Shortly after taking office in 2014, President Bachelet introduced a sweeping tax reform to rectify this situation. The goals were to raise revenue from the wealthiest to finance education reform and reduce inequality. However, the government acquiesced on core aspects of the bill that business opposed. A leader of the student movement, which had placed the issues of education reform and inequality on the national agenda through a wave of mass protests (2011–2012), offered these reflections on the negotiated compromise:
The power that business has is tremendous. …entrepreneurs said that there would be no investment, that there would be a slowdown and unemployment would increase. …but …if there is more unemployment or a slowdown it is because they themselves stop investing. So they have a kind of negotiating position that is disgraceful for a democracy.
These remarks give a cogent lay interpretation of business’s “privileged position” in capitalist democracies.
But business does not always get its way, even on core issues like taxation. In Private Wealth and Public Revenue in Latin America, I find significant variation in the extent to which business actors have managed to keep tax increases off of the agenda and/or block such initiatives when proposed by revenue-strapped and/or equity-conscious governments. The key to explaining this variation is to assess business’s structural power in conjunction with its counterpart, instrumental power. Concisely put, instrumental power describes business’s capacity for political engagement, while structural power stems from market-coordinated investment decisions. If policymakers think a reform will hurt investment, they may rule it out for fear of harming growth and employment. These concepts of business power—instrumental and structural—are important yet often overlooked variables in comparative politics. But before they can be put to use, they need to be carefully defined and operationalized. This task has been particularly challenging for the concept of structural power.
My contention is that putting structural power to work requires wedding the concept’s “structural” underpinnings with the importance of policymakers’ perceptions and the role of anticipated reactions, which are central to classic articulations of the concept. Structural characteristics of the economy and investment, like the relative weight of the private sector vs. the state, or the level of capital mobility, clearly matter when it comes to how much private investment decisions affect growth and employment, or the exit options available to capital in the face of policy changes that are not viewed as business-friendly. But policymakers’ expectations about how investors will respond are also critical. Policymakers have to believe that the reform in question will actually create negative investment incentives that will hurt the economy. If that is not the case, structural power is either weak, or it is simply not relevant for the policy process. In other words, policymakers’ perceptions matter for how and when structural power acts—even expert economists may disagree on how a reform will affect growth and investment, given the complexities of real-world economies.

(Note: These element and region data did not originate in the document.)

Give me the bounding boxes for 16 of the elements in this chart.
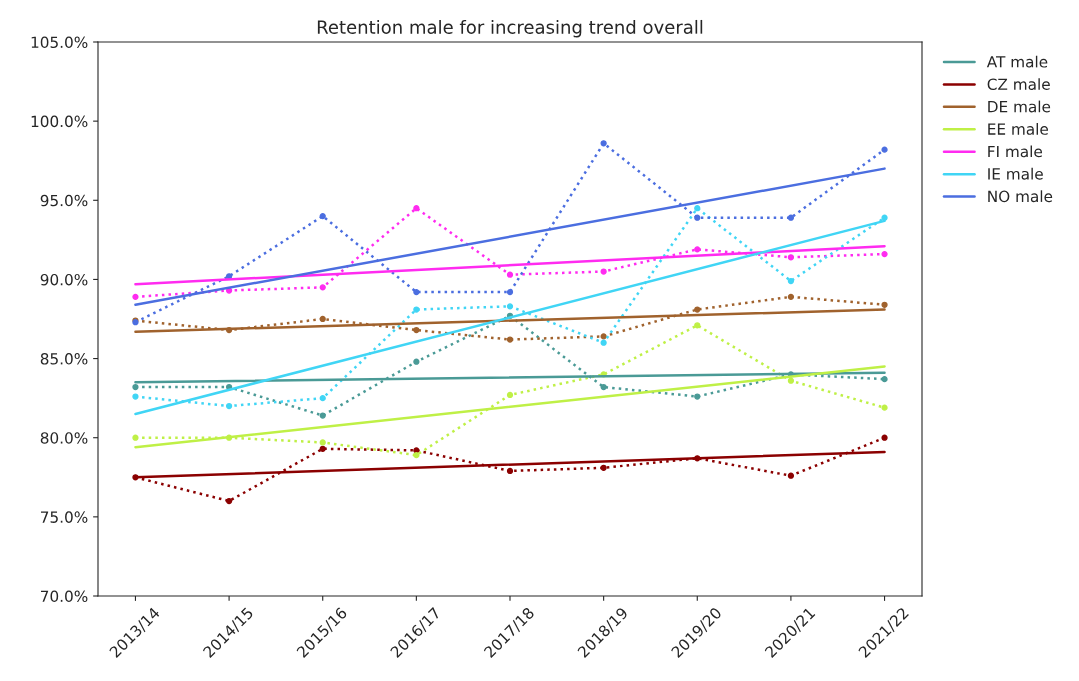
y-tick-label: 75.0% xyxy=(41,511,88,523)
legend-label: EE male xyxy=(988,123,1049,135)
legend-label: NO male xyxy=(988,190,1053,203)
legend-label: IE male xyxy=(988,167,1043,180)
y-tick-label: 90.0% xyxy=(40,273,88,286)
chart-title: Retention male for increasing trend overall xyxy=(317,19,703,38)
y-tick-label: 80.0% xyxy=(40,432,88,444)
y-tick-label: 100.0% xyxy=(31,115,88,128)
y-tick-label: 85.0% xyxy=(40,353,88,365)
y-tick-label: 95.0% xyxy=(40,194,88,207)
legend-label: DE male xyxy=(988,100,1051,113)
y-tick-label: 70.0% xyxy=(41,590,88,603)
legend-label: AT male xyxy=(986,55,1048,68)
legend-label: CZ male xyxy=(987,78,1050,90)
y-tick-label: 105.0% xyxy=(31,36,88,49)
legend-label: FI male xyxy=(988,145,1042,158)
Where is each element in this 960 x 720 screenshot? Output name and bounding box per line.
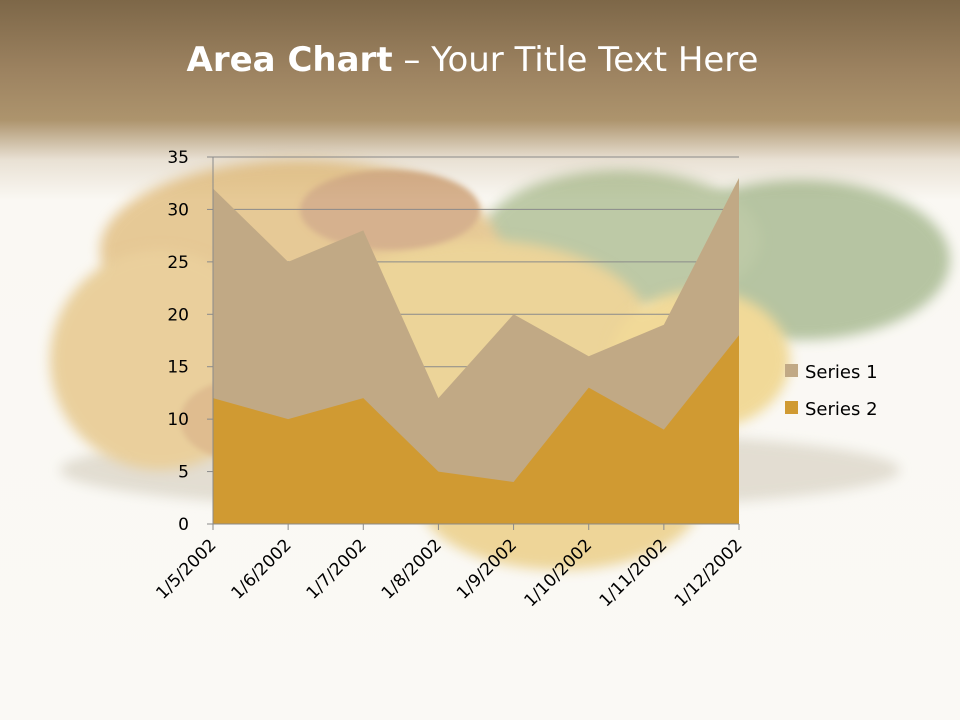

Theorizing the relationship between structural power and instrumental power is also critical (see here). These are distinct concepts that correspond to different means of influence: instrumental power is political, structural power is about market reactions. But they can be mutually reinforcing. For example, instrumental power can augment structural power. Lobbying and media campaigns can exacerbate concern over investment, or even create concern among policymakers who initially did not anticipate that a reform would produce any negative economic consequences. Of course, business regularly argues that reforms like tax hikes will hurt investment. But policymakers do not always believe it. The key point is that concrete sources of instrumental power–-like media access, technical expertise, or close relationships with policymakers––make it more likely that policymakers will take those arguments about investment seriously, rather than writing them off as self-serving or lacking credibility.
Finally, any endeavor to understand the scope of business influence should consider the role that electoral incentives and other societal actors can play in policy processes. Electoral incentives can occasionally counteract business power—policymakers may be more attuned to what the public wants rather than what business wants on high salience issues, as Culpepper and others have stressed. More significantly, if popular sectors mobilize, they can counterbalance or even overwhelm business power. In Chile, student mobilization, which drew participation from broader sectors of society, broke business’s implicit veto over tax policy and paved the way for the 2014 tax reform. Yet the absence of social mobilization in favor of the reform during the policy process opened space for business to win important concessions—thanks in large part to structural power.